Tuesday, April 6, 2010

The first time I came to Canada, I was amused to see people in shorts, washing their cars, cleaning their garages and taking walks for leisure. It was cold outside, and for me, a Kenyan, it was not outdoorsy weather. It was the kind of weather to make a fire in a stove, and sit fully covered in a warm shawl around it, maybe, but not, playing in water, hosing down the driveway.
I left Canada with that impression and returned to live here a few years later. We landed here in the height of winter and began the usual running around for the paperwork that needs to be done in order to install ourselves into the system. And we looked for jobs.
If winter was a shock, it did not register much because we were busy beginning our lives here. But the shock was the word job. Nowadays, I hear it in my Kenyan friend's language, but when we came here, we in Kenya, did not have jobs, we worked. We looked for work and we had careers. A job was something like a toil, a difficult chore is what it meant.
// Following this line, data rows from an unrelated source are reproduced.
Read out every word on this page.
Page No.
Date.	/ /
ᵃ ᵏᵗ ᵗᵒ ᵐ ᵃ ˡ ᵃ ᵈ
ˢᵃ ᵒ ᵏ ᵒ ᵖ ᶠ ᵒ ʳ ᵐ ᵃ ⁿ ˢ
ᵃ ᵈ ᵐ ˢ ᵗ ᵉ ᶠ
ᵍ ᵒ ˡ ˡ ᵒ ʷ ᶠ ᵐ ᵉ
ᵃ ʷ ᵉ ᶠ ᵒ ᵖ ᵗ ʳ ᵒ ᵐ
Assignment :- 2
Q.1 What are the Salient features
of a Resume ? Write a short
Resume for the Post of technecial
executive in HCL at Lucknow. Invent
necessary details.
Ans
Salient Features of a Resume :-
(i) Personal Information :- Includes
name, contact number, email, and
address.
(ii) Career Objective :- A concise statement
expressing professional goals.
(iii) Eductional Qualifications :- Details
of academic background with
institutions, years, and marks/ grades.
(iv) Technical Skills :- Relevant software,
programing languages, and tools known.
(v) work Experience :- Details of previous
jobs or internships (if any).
To get a job here was easier than I had imagined, but as soon as I got the job, I realised that the turnover of people at the place of work, not only mine, but almost everywhere, was high. The loyalty was not there. The loyalty of the person working in the firm or the recognition of the person who did the work by the firm. This is a culture in the system of employment I found here, which made me rather feel uneasy at the time. On my first day at work, I witnessed a man being fired. I might have stared a little more than I was expected to, and the chill running down my spine might have been visible to the office administrator who was doing the firing, but she did not show it. I could not understand how lightly the man was taking it. Maybe, I thought, he deserves this, he doesn't look like a man who cares much and so he lacked decorum in his work. But in the days that followed, I learned how dedicated the man was, and how diligently he worked, which showed not the signs of the man who stood smilingly accepting being sacked. I learned that he was sacked because he had been late to work three times in a week.
I am a little Canadianised now, I take to the outdoors when I see a slight rise in the mercury, worship the sun, I do. And when I am deep in the heaps of snow that come down, I always think of my fellow Kenyans, who during the months of our winter, are awash in the hottest part of their year. I can almost hear them complaining about the heat, about the drought that has left them in cruel power and water rations. And it is cruelly cold here and we too endure a lot, but the country is run for the people and when I walk into the house, I am warm because there is power and I can take a nice long bath, because water runs in the tap whenever I open it.